British naturalist (1880-1959)

Gabrielle Maud Vassal (née Candler 5 March 1880 – 31 May 1959) was a British-born naturalist.

==Background==
Born in Uppingham in Rutland, England. In 1901 the family moved to Hampstead in London, where she married Joseph Marguerite Jean-Baptiste Vassal, a physician in the French Colonial Service, in 1903. The newlywed couple then moved to Vietnam in 1904 and later went to French colonies in Africa.

Vassal was a keen naturalist and supplied numerous specimens from Vietnam, Gabon and Congo to the Natural History Museum in London for a period of 30 years. She was considered an unusual collector, first because she was female, and second because she was "operating in French territory and sending specimens to a British museum." Many of her letters to the museum are still preserved in their archives. Her specimens included several newly-discovered species, and a number were named after her, including the yellow-cheeked crested gibbon Nomascus gabriellae.
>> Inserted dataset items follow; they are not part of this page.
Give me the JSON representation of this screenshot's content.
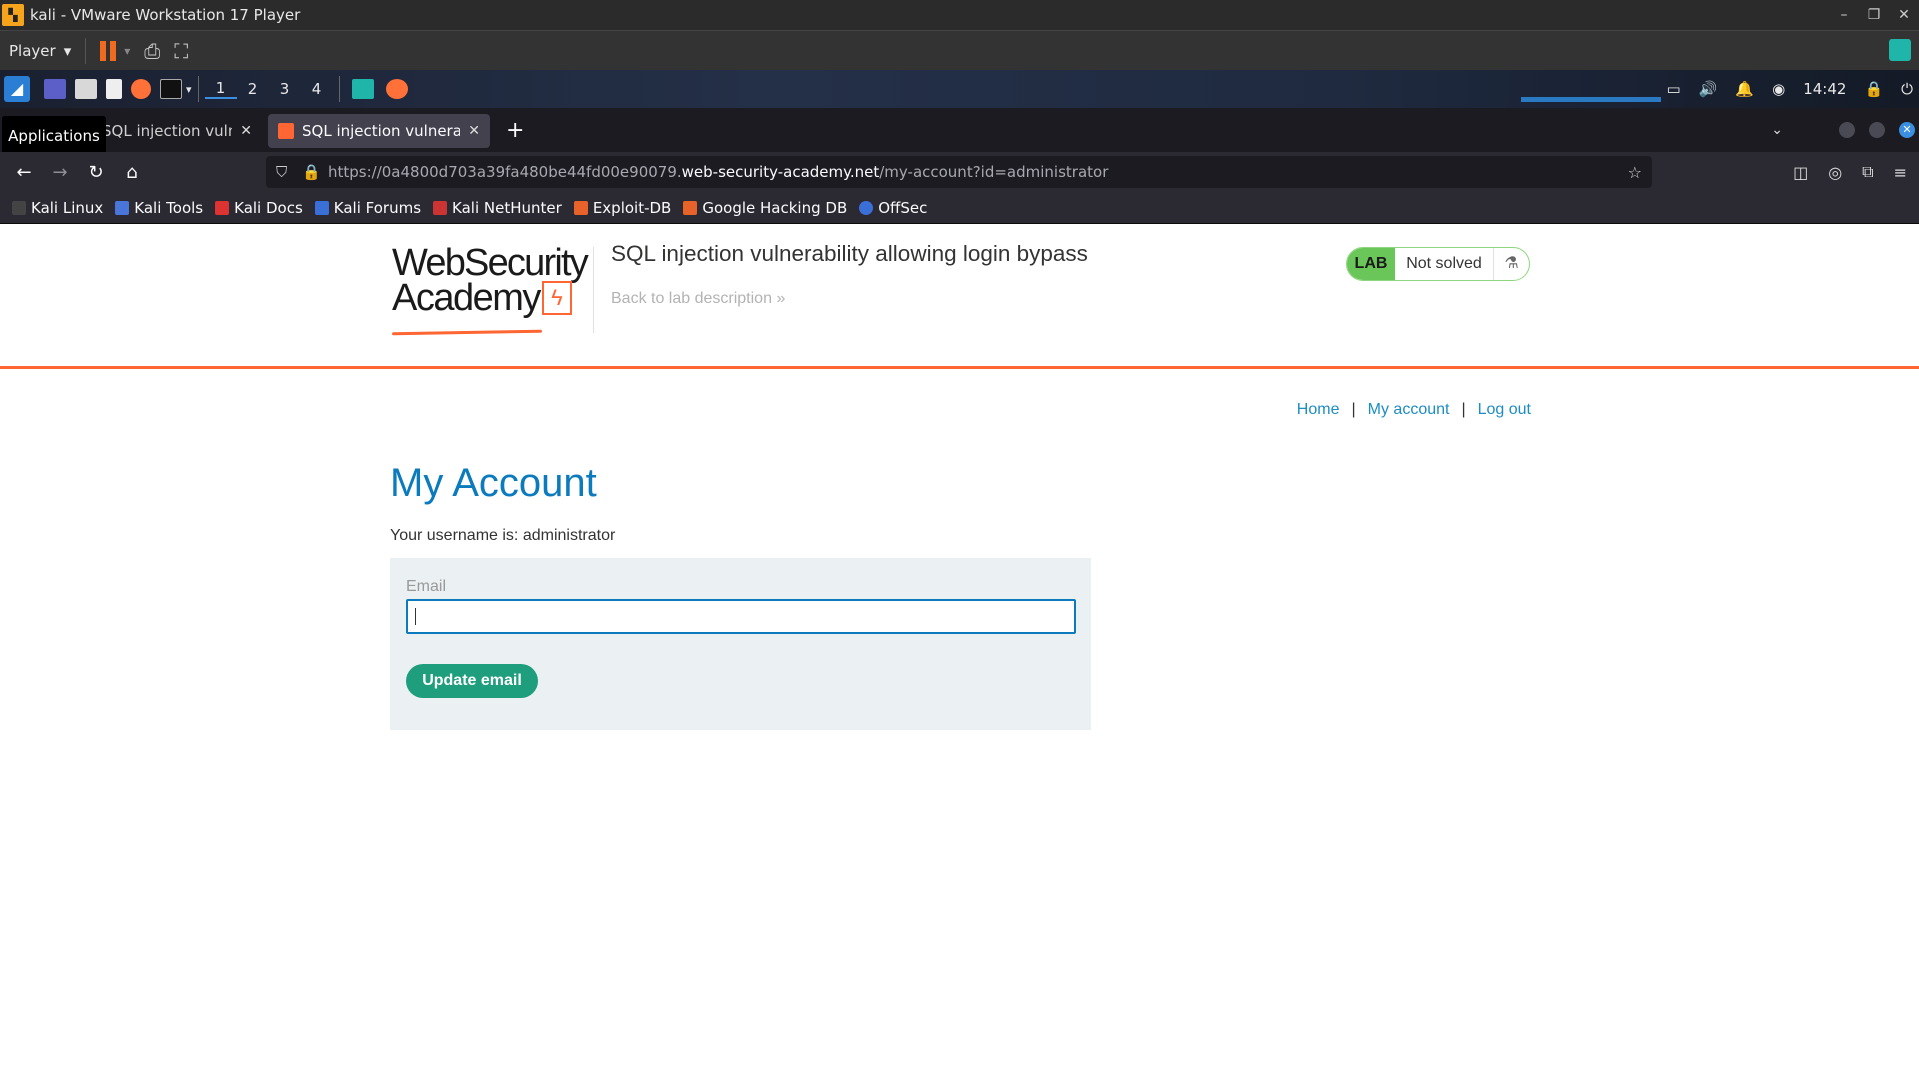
{
  "vm": {
    "title": "kali - VMware Workstation 17 Player",
    "player_menu": "Player",
    "win_controls": [
      "–",
      "❐",
      "✕"
    ]
  },
  "panel": {
    "workspaces": [
      "1",
      "2",
      "3",
      "4"
    ],
    "time": "14:42"
  },
  "browser": {
    "tooltip": "Applications",
    "tabs": [
      {
        "label": "SQL injection vulnera"
      },
      {
        "label": "SQL injection vulnerability"
      }
    ],
    "url_prefix": "https://0a4800d703a39fa480be44fd00e90079.",
    "url_host": "web-security-academy.net",
    "url_path": "/my-account?id=administrator",
    "bookmarks": [
      "Kali Linux",
      "Kali Tools",
      "Kali Docs",
      "Kali Forums",
      "Kali NetHunter",
      "Exploit-DB",
      "Google Hacking DB",
      "OffSec"
    ]
  },
  "page": {
    "logo_line1": "WebSecurity",
    "logo_line2": "Academy",
    "lab_title": "SQL injection vulnerability allowing login bypass",
    "back_link": "Back to lab description",
    "lab_badge": "LAB",
    "lab_status": "Not solved",
    "nav": {
      "home": "Home",
      "account": "My account",
      "logout": "Log out",
      "sep": "|"
    },
    "heading": "My Account",
    "username_text": "Your username is: administrator",
    "email_label": "Email",
    "email_value": "",
    "update_button": "Update email"
  },
  "colors": {
    "accent_orange": "#ff6633",
    "link_blue": "#1d8dc4",
    "heading_blue": "#0c7bbd",
    "button_green": "#1e9e7c",
    "lab_green": "#6bc65a"
  }
}
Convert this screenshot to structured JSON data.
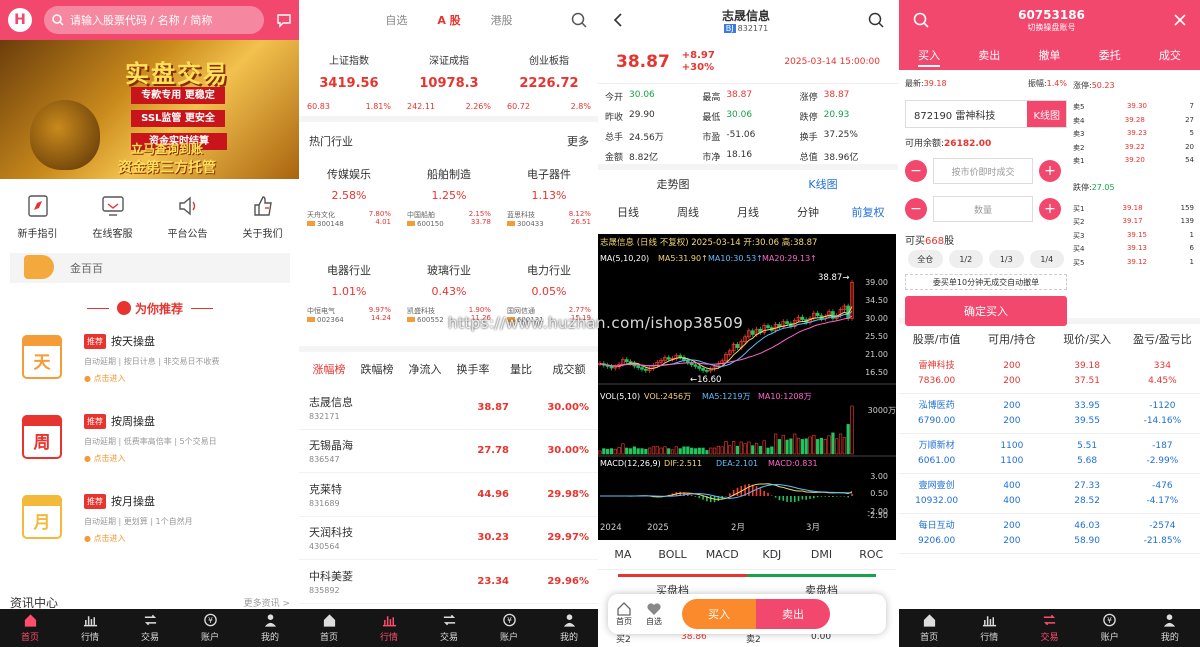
{
  "watermark": "https://www.huzhan.com/ishop38509",
  "tabbar": {
    "home": "首页",
    "market": "行情",
    "trade": "交易",
    "account": "账户",
    "mine": "我的"
  },
  "p1": {
    "logo": "H",
    "search_placeholder": "请输入股票代码 / 名称 / 简称",
    "banner": {
      "title": "实盘交易",
      "lines": [
        "专款专用 更稳定",
        "SSL监管 更安全",
        "资金实时结算",
        "立马查询到账"
      ],
      "bottom": "资金第三方托管"
    },
    "icons": [
      {
        "name": "guide",
        "label": "新手指引"
      },
      {
        "name": "service",
        "label": "在线客服"
      },
      {
        "name": "notice",
        "label": "平台公告"
      },
      {
        "name": "about",
        "label": "关于我们"
      }
    ],
    "notice_text": "金百百",
    "rec_title": "为你推荐",
    "packages": [
      {
        "cal": "天",
        "tag": "推荐",
        "title": "按天操盘",
        "desc": "自动延期 | 按日计息 | 非交易日不收费",
        "link": "点击进入",
        "color": "#f39c38"
      },
      {
        "cal": "周",
        "tag": "推荐",
        "title": "按周操盘",
        "desc": "自动延期 | 低费率高倍率 | 5个交易日",
        "link": "点击进入",
        "color": "#e8342f"
      },
      {
        "cal": "月",
        "tag": "推荐",
        "title": "按月操盘",
        "desc": "自动延期 | 更划算 | 1个自然月",
        "link": "点击进入",
        "color": "#f3b93b"
      }
    ],
    "news_title": "资讯中心",
    "news_more": "更多资讯 >"
  },
  "p2": {
    "tabs": [
      "自选",
      "A 股",
      "港股"
    ],
    "indices": [
      {
        "name": "上证指数",
        "value": "3419.56",
        "chg": "60.83",
        "pct": "1.81%"
      },
      {
        "name": "深证成指",
        "value": "10978.3",
        "chg": "242.11",
        "pct": "2.26%"
      },
      {
        "name": "创业板指",
        "value": "2226.72",
        "chg": "60.72",
        "pct": "2.8%"
      }
    ],
    "hot_title": "热门行业",
    "hot_more": "更多",
    "industries": [
      {
        "name": "传媒娱乐",
        "pct": "2.58%",
        "stock": "天舟文化",
        "code": "300148",
        "p": "7.80%",
        "v": "4.01"
      },
      {
        "name": "船舶制造",
        "pct": "1.25%",
        "stock": "中国船舶",
        "code": "600150",
        "p": "2.15%",
        "v": "33.78"
      },
      {
        "name": "电子器件",
        "pct": "1.13%",
        "stock": "蓝思科技",
        "code": "300433",
        "p": "8.12%",
        "v": "26.51"
      },
      {
        "name": "电器行业",
        "pct": "1.01%",
        "stock": "中恒电气",
        "code": "002364",
        "p": "9.97%",
        "v": "14.24"
      },
      {
        "name": "玻璃行业",
        "pct": "0.43%",
        "stock": "凯盛科技",
        "code": "600552",
        "p": "1.90%",
        "v": "11.26"
      },
      {
        "name": "电力行业",
        "pct": "0.05%",
        "stock": "国网信通",
        "code": "600131",
        "p": "2.77%",
        "v": "15.19"
      }
    ],
    "list_tabs": [
      "涨幅榜",
      "跌幅榜",
      "净流入",
      "换手率",
      "量比",
      "成交额"
    ],
    "rows": [
      {
        "name": "志晟信息",
        "code": "832171",
        "price": "38.87",
        "pct": "30.00%"
      },
      {
        "name": "无锡晶海",
        "code": "836547",
        "price": "27.78",
        "pct": "30.00%"
      },
      {
        "name": "克莱特",
        "code": "831689",
        "price": "44.96",
        "pct": "29.98%"
      },
      {
        "name": "天润科技",
        "code": "430564",
        "price": "30.23",
        "pct": "29.97%"
      },
      {
        "name": "中科美菱",
        "code": "835892",
        "price": "23.34",
        "pct": "29.96%"
      }
    ]
  },
  "p3": {
    "title": "志晟信息",
    "exchange": "BJ",
    "code": "832171",
    "price": "38.87",
    "chg": "+8.97",
    "pct": "+30%",
    "time": "2025-03-14 15:00:00",
    "quotes": [
      {
        "k": "今开",
        "v": "30.06",
        "c": "grn"
      },
      {
        "k": "最高",
        "v": "38.87",
        "c": "red"
      },
      {
        "k": "涨停",
        "v": "38.87",
        "c": "red"
      },
      {
        "k": "昨收",
        "v": "29.90",
        "c": ""
      },
      {
        "k": "最低",
        "v": "30.06",
        "c": "grn"
      },
      {
        "k": "跌停",
        "v": "20.93",
        "c": "grn"
      },
      {
        "k": "总手",
        "v": "24.56万",
        "c": ""
      },
      {
        "k": "市盈",
        "v": "-51.06",
        "c": ""
      },
      {
        "k": "换手",
        "v": "37.25%",
        "c": ""
      },
      {
        "k": "金额",
        "v": "8.82亿",
        "c": ""
      },
      {
        "k": "市净",
        "v": "18.16",
        "c": ""
      },
      {
        "k": "总值",
        "v": "38.96亿",
        "c": ""
      }
    ],
    "chart_tabs": [
      "走势图",
      "K线图"
    ],
    "periods": [
      "日线",
      "周线",
      "月线",
      "分钟",
      "前复权"
    ],
    "chart_head": "志晟信息 (日线 不复权) 2025-03-14 开:30.06 高:38.87",
    "ma_line": [
      "MA(5,10,20)",
      "MA5:31.90↑",
      "MA10:30.53↑",
      "MA20:29.13↑"
    ],
    "vol_line": [
      "VOL(5,10)",
      "VOL:2456万",
      "MA5:1219万",
      "MA10:1208万"
    ],
    "macd_line": [
      "MACD(12,26,9)",
      "DIF:2.511",
      "DEA:2.101",
      "MACD:0.831"
    ],
    "y_price": [
      "39.00",
      "34.50",
      "30.00",
      "25.50",
      "21.00",
      "16.50"
    ],
    "y_vol": "3000万",
    "y_macd": [
      "3.00",
      "0.50",
      "-2.00",
      "-2.50"
    ],
    "x_labels": [
      "2024",
      "2025",
      "2月",
      "3月"
    ],
    "hi_label": "38.87→",
    "lo_label": "←16.60",
    "chart_data": {
      "type": "candlestick",
      "close": [
        18.6,
        18.2,
        17.9,
        17.5,
        17.8,
        18.4,
        19.6,
        19.1,
        18.7,
        18.0,
        17.6,
        17.2,
        16.9,
        17.4,
        18.1,
        18.9,
        19.4,
        20.1,
        19.7,
        19.9,
        20.6,
        20.2,
        19.5,
        18.8,
        18.3,
        17.9,
        17.4,
        16.9,
        16.8,
        17.3,
        17.8,
        18.6,
        19.3,
        20.9,
        21.8,
        23.4,
        22.6,
        24.1,
        25.3,
        26.8,
        25.9,
        27.2,
        26.4,
        28.1,
        27.6,
        26.9,
        28.4,
        27.8,
        29.1,
        28.6,
        27.9,
        29.4,
        30.2,
        29.6,
        28.9,
        29.9,
        31.2,
        30.6,
        29.8,
        30.4,
        31.6,
        29.9,
        30.6,
        32.1,
        33.0,
        29.9,
        38.87
      ],
      "volume_max_label": "3000万"
    },
    "indicators": [
      "MA",
      "BOLL",
      "MACD",
      "KDJ",
      "DMI",
      "ROC"
    ],
    "book": [
      "买盘档",
      "卖盘档"
    ],
    "book_peek": [
      "买2",
      "38.86",
      "卖2",
      "0.00"
    ],
    "bar": {
      "home": "首页",
      "fav": "自选",
      "buy": "买入",
      "sell": "卖出"
    }
  },
  "p4": {
    "account": "60753186",
    "switch": "切换操盘账号",
    "tabs": [
      "买入",
      "卖出",
      "撤单",
      "委托",
      "成交"
    ],
    "latest_k": "最新:",
    "latest_v": "39.18",
    "amp_k": "振幅:",
    "amp_v": "1.4%",
    "stock": "872190 雷神科技",
    "kbtn": "K线图",
    "avail_k": "可用余额:",
    "avail_v": "26182.00",
    "price_ph": "按市价即时成交",
    "qty_ph": "数量",
    "canbuy_k": "可买",
    "canbuy_v": "668",
    "canbuy_u": "股",
    "ratios": [
      "全仓",
      "1/2",
      "1/3",
      "1/4"
    ],
    "tip": "委买单10分钟无成交自动撤单",
    "confirm": "确定买入",
    "limit_up_k": "涨停:",
    "limit_up_v": "50.23",
    "limit_dn_k": "跌停:",
    "limit_dn_v": "27.05",
    "asks": [
      {
        "k": "卖5",
        "p": "39.30",
        "q": "7"
      },
      {
        "k": "卖4",
        "p": "39.28",
        "q": "27"
      },
      {
        "k": "卖3",
        "p": "39.23",
        "q": "5"
      },
      {
        "k": "卖2",
        "p": "39.22",
        "q": "20"
      },
      {
        "k": "卖1",
        "p": "39.20",
        "q": "54"
      }
    ],
    "bids": [
      {
        "k": "买1",
        "p": "39.18",
        "q": "159"
      },
      {
        "k": "买2",
        "p": "39.17",
        "q": "139"
      },
      {
        "k": "买3",
        "p": "39.15",
        "q": "1"
      },
      {
        "k": "买4",
        "p": "39.13",
        "q": "6"
      },
      {
        "k": "买5",
        "p": "39.12",
        "q": "1"
      }
    ],
    "pos_head": [
      "股票/市值",
      "可用/持仓",
      "现价/买入",
      "盈亏/盈亏比"
    ],
    "positions": [
      {
        "n": "雷神科技",
        "m": "7836.00",
        "a": "200",
        "h": "200",
        "cur": "39.18",
        "buy": "37.51",
        "pl": "334",
        "pr": "4.45%"
      },
      {
        "n": "泓博医药",
        "m": "6790.00",
        "a": "200",
        "h": "200",
        "cur": "33.95",
        "buy": "39.55",
        "pl": "-1120",
        "pr": "-14.16%"
      },
      {
        "n": "万顺新材",
        "m": "6061.00",
        "a": "1100",
        "h": "1100",
        "cur": "5.51",
        "buy": "5.68",
        "pl": "-187",
        "pr": "-2.99%"
      },
      {
        "n": "壹网壹创",
        "m": "10932.00",
        "a": "400",
        "h": "400",
        "cur": "27.33",
        "buy": "28.52",
        "pl": "-476",
        "pr": "-4.17%"
      },
      {
        "n": "每日互动",
        "m": "9206.00",
        "a": "200",
        "h": "200",
        "cur": "46.03",
        "buy": "58.90",
        "pl": "-2574",
        "pr": "-21.85%"
      }
    ]
  }
}
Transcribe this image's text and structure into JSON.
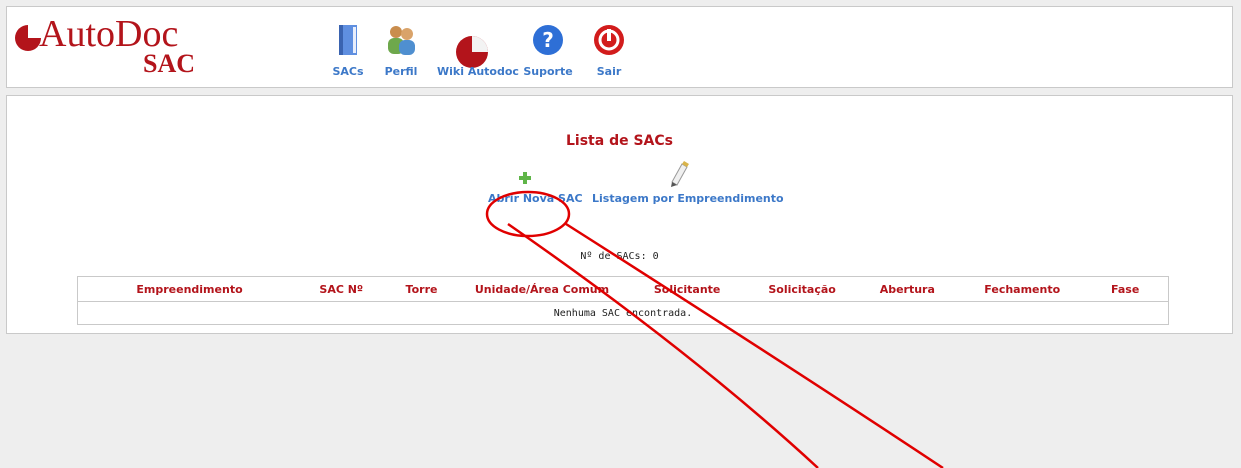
{
  "header": {
    "logo": {
      "brand": "AutoDoc",
      "sub": "SAC"
    },
    "nav": [
      {
        "label": "SACs",
        "icon": "book-icon"
      },
      {
        "label": "Perfil",
        "icon": "users-icon"
      },
      {
        "label": "Wiki Autodoc",
        "icon": "pie-chart-icon"
      },
      {
        "label": "Suporte",
        "icon": "help-icon"
      },
      {
        "label": "Sair",
        "icon": "power-icon"
      }
    ]
  },
  "main": {
    "title": "Lista de SACs",
    "actions": [
      {
        "label": "Abrir Nova SAC",
        "icon": "plus-icon"
      },
      {
        "label": "Listagem por Empreendimento",
        "icon": "edit-pencil-icon"
      }
    ],
    "count_label": "Nº de SACs: 0",
    "table": {
      "columns": [
        "Empreendimento",
        "SAC Nº",
        "Torre",
        "Unidade/Área Comum",
        "Solicitante",
        "Solicitação",
        "Abertura",
        "Fechamento",
        "Fase"
      ],
      "empty_message": "Nenhuma SAC encontrada."
    }
  },
  "colors": {
    "brand": "#b3141b",
    "link": "#3c78c8",
    "annotation": "#e00000"
  }
}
After the outbreak of World War II, the Vassals returned to France and Gabrielle joined the French Resistance. She helped downed airmen escape and earned recognition by governments in both Britain and the United States.

Vassal became known as a successful photographer, author and public speaker.

A portrait of Vassal was taken in 1928 and originally owned by Pinewood Studios, then donated to Victoria and Albert Museum in 1989, and is now held in the National Portrait Gallery in London.

== Selected works ==
Vassal authored several books, including a novel titled A Romance of the Western Front published in 1918, On & Off Duty in Annam, In and round Yunnan Fou about her time in Vietnam, Life In French Congo in 1925 and Three Years In Vietnam 1907-1910: Medicine, Chams And Tribesmen In Nhatrang And Surroundings in 1910.